While Out of Sight is primarily about international production and how the global race to the bottom protects companies from accountability for their sourcing practices because consumers don’t see them, I have a chapter on food that makes the point that a lot of agriculture can’t leave the U.S. for a variety of reasons, including that some crops only grow in certain places, the cost of shipping meat around the world, freshness issues, etc. But agribusiness still tries to conceal the costs of their production. The most heavy-handed way they have tried to do this in recent years is through ag-gag bills that make it a crime to record the treatment of animals in factory farms, which has been a method animal rights activists have used to publicize the horrors of animal treatment. It’s an extremely dangerous precedent because if agribusiness can make it a crime to have evidence of what happens in their facilities, why can’t every employer do the same?

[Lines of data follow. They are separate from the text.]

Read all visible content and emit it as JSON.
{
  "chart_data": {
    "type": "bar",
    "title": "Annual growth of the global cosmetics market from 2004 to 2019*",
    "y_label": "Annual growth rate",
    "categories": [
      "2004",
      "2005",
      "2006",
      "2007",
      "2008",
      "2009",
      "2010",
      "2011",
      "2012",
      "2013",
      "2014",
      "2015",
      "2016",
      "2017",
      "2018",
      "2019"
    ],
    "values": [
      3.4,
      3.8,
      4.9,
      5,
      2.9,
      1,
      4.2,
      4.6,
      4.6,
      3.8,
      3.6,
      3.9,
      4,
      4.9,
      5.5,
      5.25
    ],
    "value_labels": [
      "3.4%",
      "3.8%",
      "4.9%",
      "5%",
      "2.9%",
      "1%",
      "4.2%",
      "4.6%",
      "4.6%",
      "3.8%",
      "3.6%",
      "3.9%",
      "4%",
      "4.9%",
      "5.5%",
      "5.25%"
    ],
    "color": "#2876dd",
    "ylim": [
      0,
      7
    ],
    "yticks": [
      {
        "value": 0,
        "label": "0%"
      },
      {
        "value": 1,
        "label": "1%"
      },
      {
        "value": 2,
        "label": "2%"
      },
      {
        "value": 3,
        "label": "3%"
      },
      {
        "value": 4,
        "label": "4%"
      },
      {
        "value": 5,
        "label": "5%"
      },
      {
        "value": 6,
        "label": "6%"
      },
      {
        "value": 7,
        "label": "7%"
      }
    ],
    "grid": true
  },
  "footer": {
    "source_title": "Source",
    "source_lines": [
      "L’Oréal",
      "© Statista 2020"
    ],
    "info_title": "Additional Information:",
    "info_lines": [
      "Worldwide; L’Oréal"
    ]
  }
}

Anyway, as you might guess, the leaders behind these efforts are not nice people. One is Andy Holt, a farmer and representative in the Tennessee legislature who sponsored that state’s failed attempt to pass an ag-gag bill, a bill which I am sure will be reintroduced in some form. Why would he support such a bill? To protect himself from his own bad behavior.

Tennessee representative Andy Holt, former hog farmer and sponsor of the state’s failed ag-gag bill, created quite a stink when he dumped 800,000 gallons of pig manure into the streams and fields surrounding his hog farm. Holt’s lagoons were apparently overflowing with waste and Holt’s response was simply to dump the waste in the waters and lands nearby, with no regard for the environment or the law.

The U.S. Environmental Protection Agency recently sent a letter to Holt indicating that absent good cause it would take formal civil enforcement action against him. According to a Memphis news source, Tennessee state officials were considering taking action against Holt at the time this happened, but were “discouraged by upper management” from doing so.

Shocking that the state would fail to prosecute one of their own…. It’s examples just like this why corporations prefer state-level regulation to federal. The states are just easier to buy off and control.